Top five ethical issues for corporate Australia

  • Corruption remains the top issue facing corporate Australia(57%), followed by company tax avoidance (47%), misleading and deceptive advertising (45%), discrimination (44%) and executive pay (43%).  
  • Environmental responsibility ranks sixth in the list (40%).  
  • Treatment of suppliers ranked lowest on the list (21%).

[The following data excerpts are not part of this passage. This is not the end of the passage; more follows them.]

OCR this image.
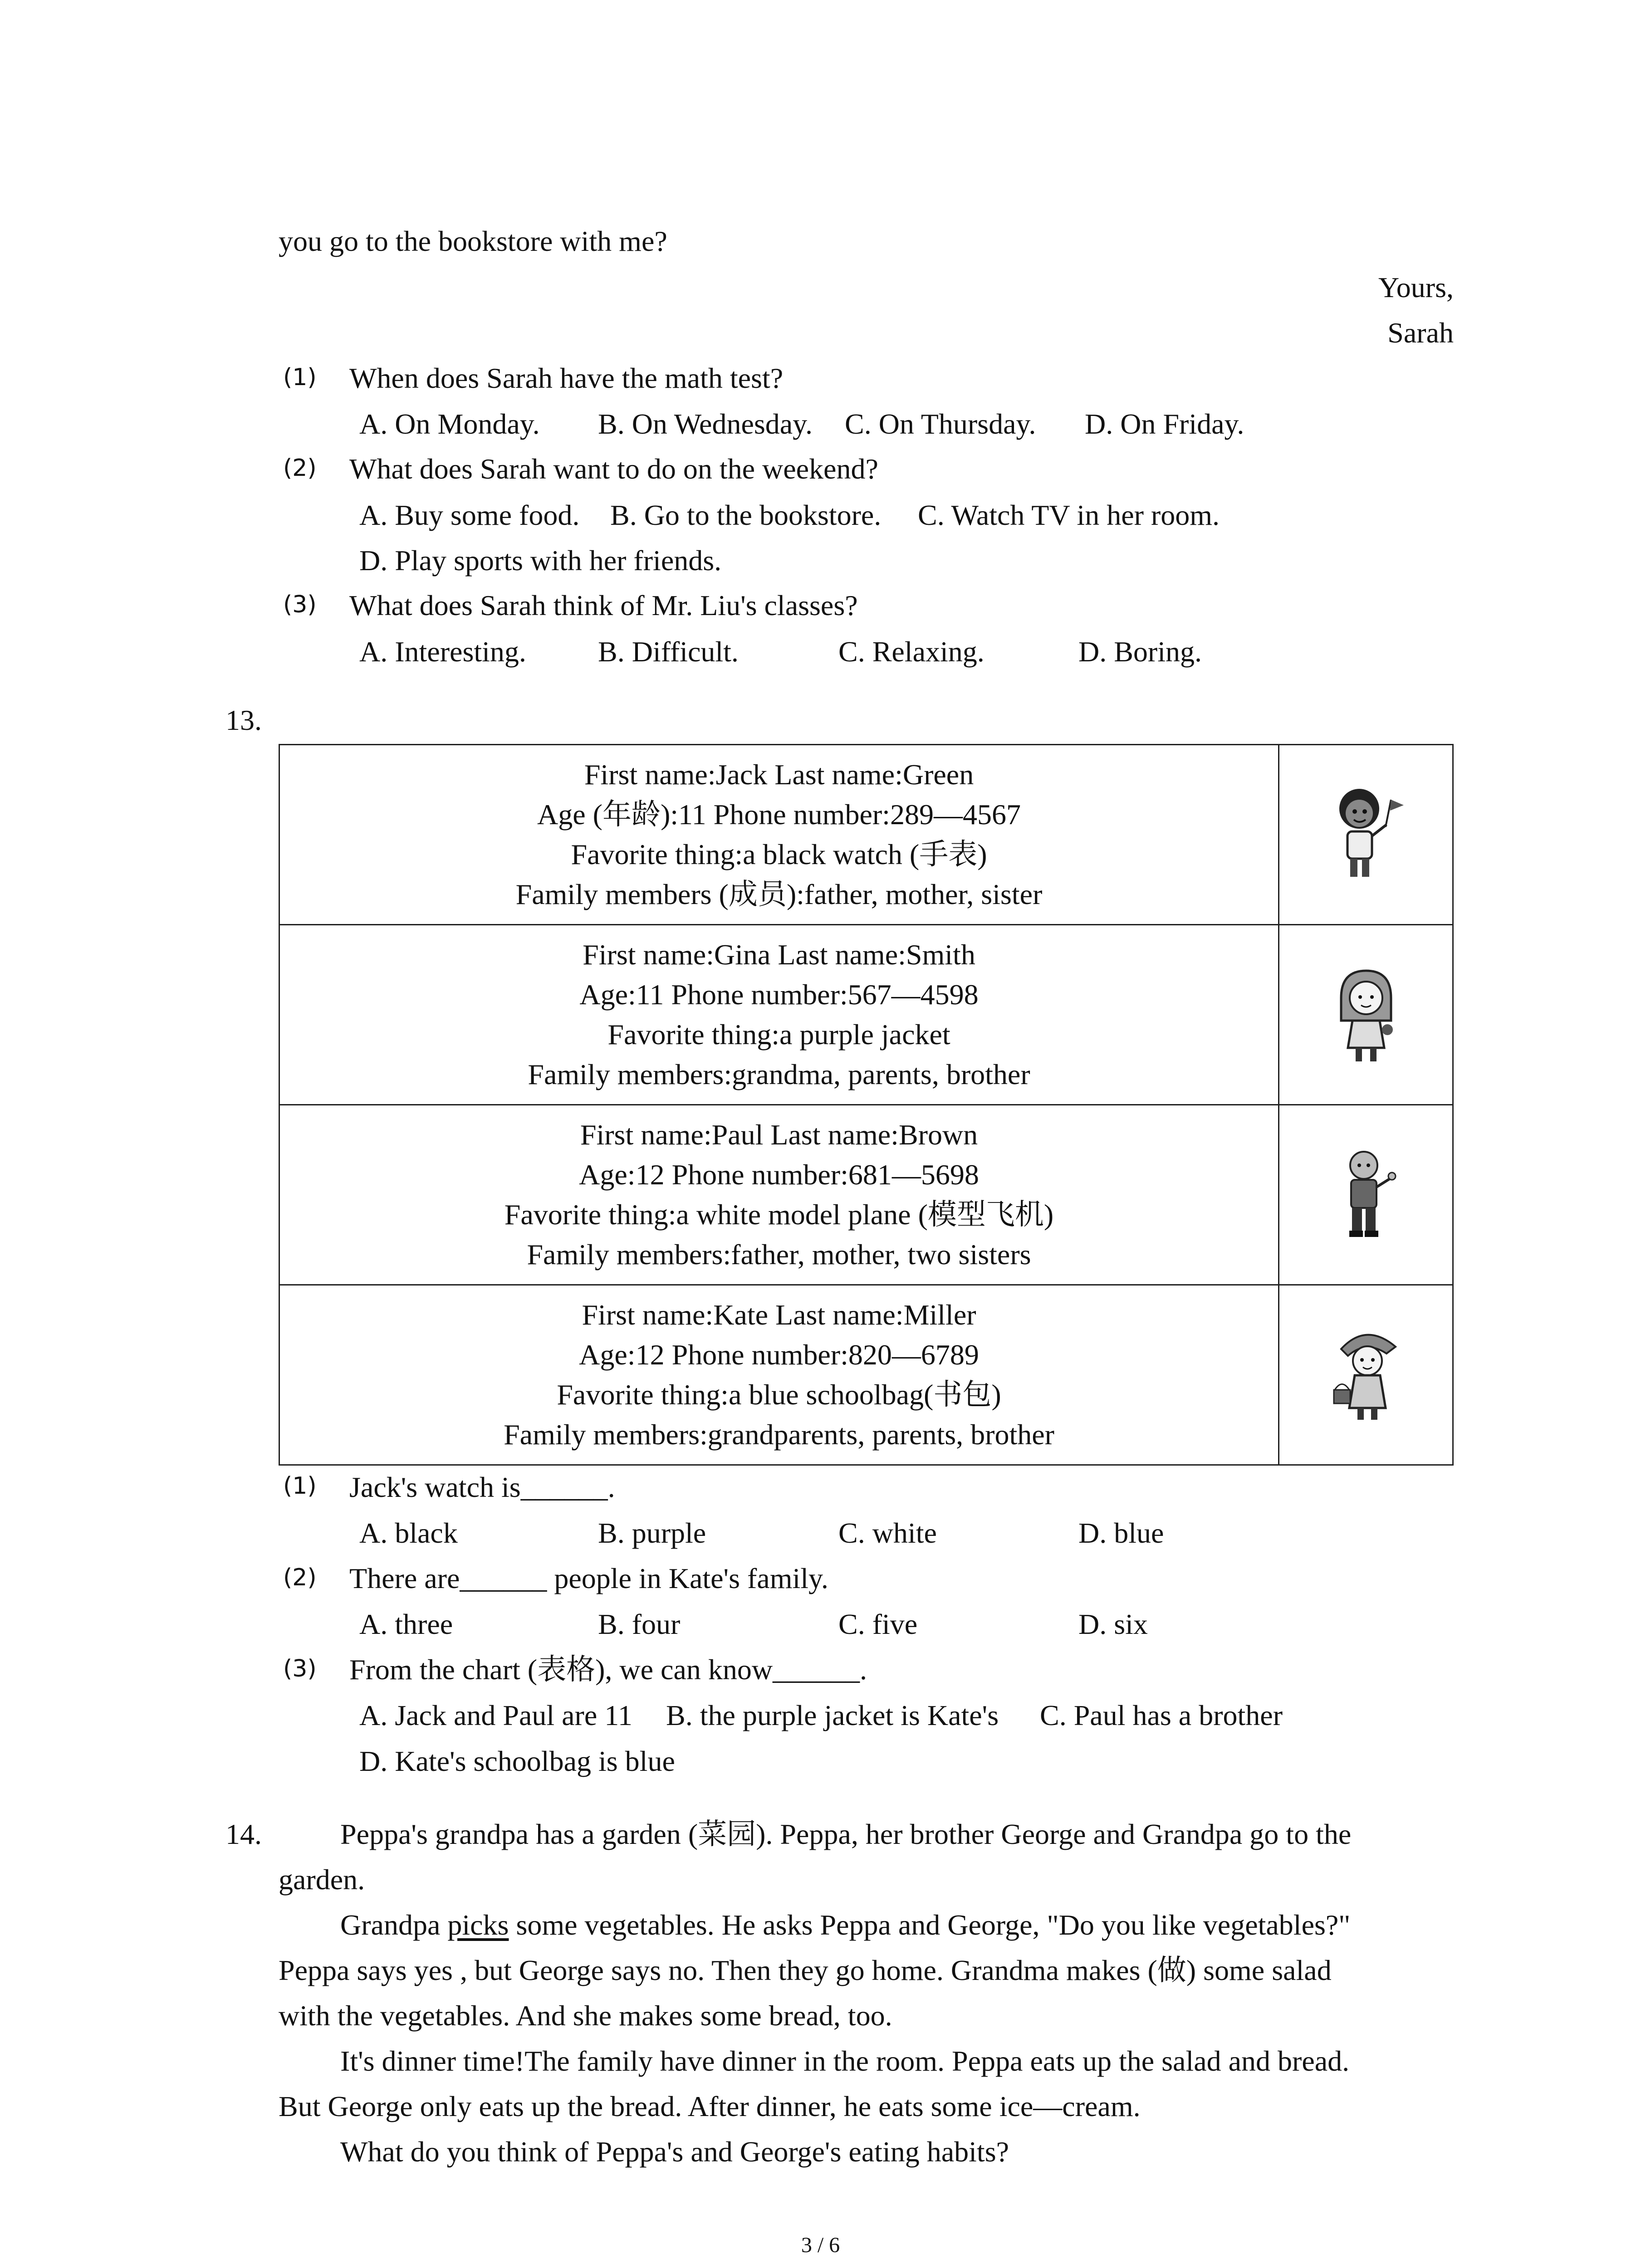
you go to the bookstore with me?
Yours,
Sarah
(1) When does Sarah have the math test?
A. On Monday. B. On Wednesday. C. On Thursday. D. On Friday.
(2) What does Sarah want to do on the weekend?
A. Buy some food. B. Go to the bookstore. C. Watch TV in her room.
D. Play sports with her friends.
(3) What does Sarah think of Mr. Liu's classes?
A. Interesting. B. Difficult.	C. Relaxing.	D. Boring.
13.
First name:Jack Last name:Green
Age (年龄):11 Phone number:289—4567
Favorite thing:a black watch (手表)
Family members (成员):father, mother, sister

First name:Gina Last name:Smith
Age:11 Phone number:567—4598
Favorite thing:a purple jacket
Family members:grandma, parents, brother

First name:Paul Last name:Brown
Age:12 Phone number:681—5698
Favorite thing:a white model plane (模型飞机)
Family members:father, mother, two sisters

First name:Kate Last name:Miller
Age:12 Phone number:820—6789
Favorite thing:a blue schoolbag(书包)
Family members:grandparents, parents, brother

(1) Jack's watch is______.
A. black	B. purple	C. white	D. blue
(2) There are______ people in Kate's family.
A. three	B. four	C. five	D. six
(3) From the chart (表格), we can know______.
A. Jack and Paul are 11 B. the purple jacket is Kate's C. Paul has a brother
D. Kate's schoolbag is blue
14.	Peppa's grandpa has a garden (菜园). Peppa, her brother George and Grandpa go to the
garden.
Grandpa picks some vegetables. He asks Peppa and George, "Do you like vegetables?"
Peppa says yes , but George says no. Then they go home. Grandma makes (做) some salad
with the vegetables. And she makes some bread, too.
It's dinner time!The family have dinner in the room. Peppa eats up the salad and bread.
But George only eats up the bread. After dinner, he eats some ice—cream.
What do you think of Peppa's and George's eating habits?
3 / 6
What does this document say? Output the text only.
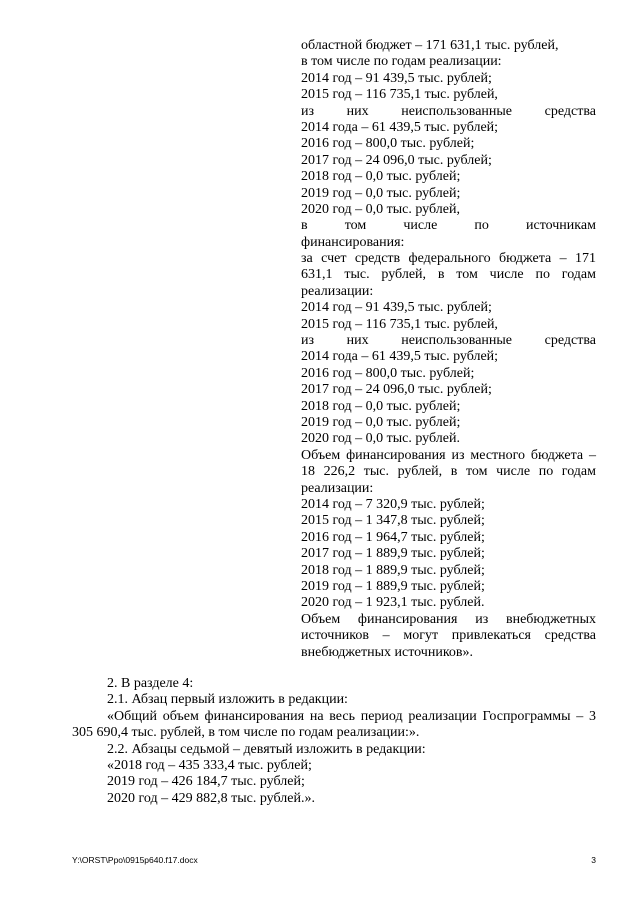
областной бюджет – 171 631,1 тыс. рублей,
в том числе по годам реализации:
2014 год – 91 439,5 тыс. рублей;
2015 год – 116 735,1 тыс. рублей,
из них неиспользованные средства
2014 года – 61 439,5 тыс. рублей;
2016 год – 800,0 тыс. рублей;
2017 год – 24 096,0 тыс. рублей;
2018 год – 0,0 тыс. рублей;
2019 год – 0,0 тыс. рублей;
2020 год – 0,0 тыс. рублей,
в	том	числе	по	источникам
финансирования:
за счет средств федерального бюджета – 171 631,1 тыс. рублей, в том числе по годам реализации:
2014 год – 91 439,5 тыс. рублей;
2015 год – 116 735,1 тыс. рублей,
из них неиспользованные средства
2014 года – 61 439,5 тыс. рублей;
2016 год – 800,0 тыс. рублей;
2017 год – 24 096,0 тыс. рублей;
2018 год – 0,0 тыс. рублей;
2019 год – 0,0 тыс. рублей;
2020 год – 0,0 тыс. рублей.
Объем финансирования из местного бюджета – 18 226,2 тыс. рублей, в том числе по годам реализации:
2014 год – 7 320,9 тыс. рублей;
2015 год – 1 347,8 тыс. рублей;
2016 год – 1 964,7 тыс. рублей;
2017 год – 1 889,9 тыс. рублей;
2018 год – 1 889,9 тыс. рублей;
2019 год – 1 889,9 тыс. рублей;
2020 год – 1 923,1 тыс. рублей.
Объем финансирования из внебюджетных источников – могут привлекаться средства внебюджетных источников».
2. В разделе 4:
2.1. Абзац первый изложить в редакции:
«Общий объем финансирования на весь период реализации Госпрограммы – 3 305 690,4 тыс. рублей, в том числе по годам реализации:».
2.2. Абзацы седьмой – девятый изложить в редакции:
«2018 год – 435 333,4 тыс. рублей;
2019 год – 426 184,7 тыс. рублей;
2020 год – 429 882,8 тыс. рублей.».
Y:\ORST\Ppo\0915p640.f17.docx	3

Attitudes to COVID-19 measures

  • Some COVID-19 workplace safety measures had strong support from respondents eg 60% of respondents supported employers requiring employees to wear mask in the office.  In contrast, others eg monitoring employees working from home using surveillance technology were not generally supported (30%).  The Index attributes this difference to the extent to which respondents perceived the measure to be ethical (or not).
  • More broadly, support for certain other pandemic-related measures decreased compared with 2020.  For example support for curfews dropped from 41 in 2020 to 15, and support for continued international border closures fell from 67 to 42.